Release Date: 13 May, 2021
Positive Covid-19 spin-off: A rise in the level of impact investments
The spread of the Covid-19 global pandemic has brought about a positive rethink of the significance of impact investing and its role in helping address global social and environmental challenges.
The effect of global crises on socially orientated businesses does show that big crises unleash not the criminal in society but rather more altruistic initiatives.
In spite of the aggravating socioeconomic challenges caused by Covid-19, a phenomenon is emerging where, contrary to the decline in commercial investments during the pandemic, there is an increase in the number of impact investments employed towards social entrepreneurial ventures, says a report by the Oxford Business Group in 2020.
The impact investment market is estimated to be worth $715bn, with 1,720 impact investor fund managers by 2019, says the Global Impact Investing Network. The rise in the level of impact investing is attributed to impact investors who are proactively pursuing efforts to support venture investees, to ensure these enterprises recover, grow in impact and financial performance, and become sustainable after Covid-19.
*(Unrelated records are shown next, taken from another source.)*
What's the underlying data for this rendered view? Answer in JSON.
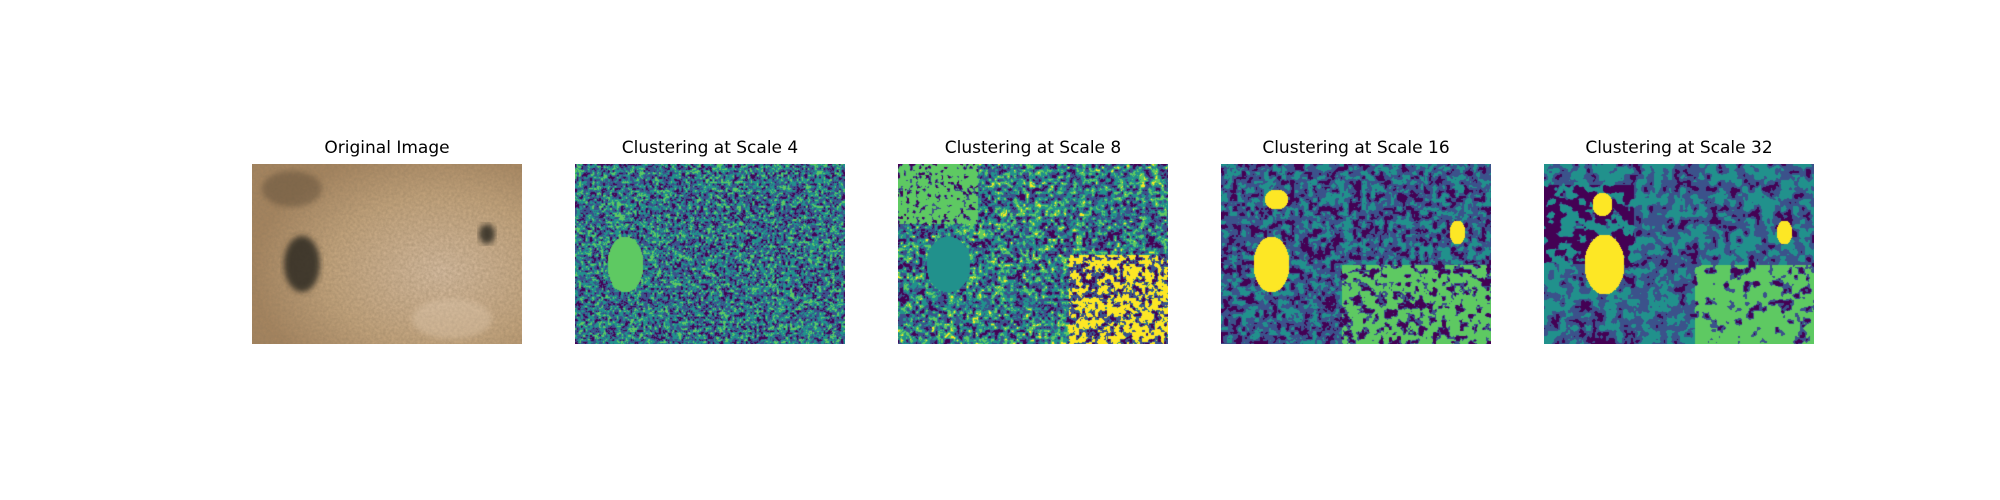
{
  "figure": {
    "panels": [
      {
        "title": "Original Image",
        "kind": "photo"
      },
      {
        "title": "Clustering at Scale 4",
        "kind": "clustering",
        "scale": 4
      },
      {
        "title": "Clustering at Scale 8",
        "kind": "clustering",
        "scale": 8
      },
      {
        "title": "Clustering at Scale 16",
        "kind": "clustering",
        "scale": 16
      },
      {
        "title": "Clustering at Scale 32",
        "kind": "clustering",
        "scale": 32
      }
    ],
    "colormap": {
      "name": "viridis",
      "colors": [
        "#440154",
        "#3b528b",
        "#21918c",
        "#5ec962",
        "#fde725"
      ]
    },
    "photo_palette": {
      "soil": "#c7a77f",
      "dry_grass": "#b89467",
      "shadow": "#2d2a22",
      "light_soil": "#d9bda0"
    }
  }
}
Affect investing termed “investing with purpose” because of its pursuit for positive social change that is not driven through philanthropy, has the potential to improve the quality of life and make social progress.
The impact investing ecosystem in Africa has been criticised for being fragmented and underdeveloped, as a consequence limiting the prospects to connect investors with potential investees. A report by the UN Development Programme on impact investing in Africa shows how poor linkages between sustainable social enterprises, entrepreneurs, investors and innovation networks inhibits impact investing in Africa.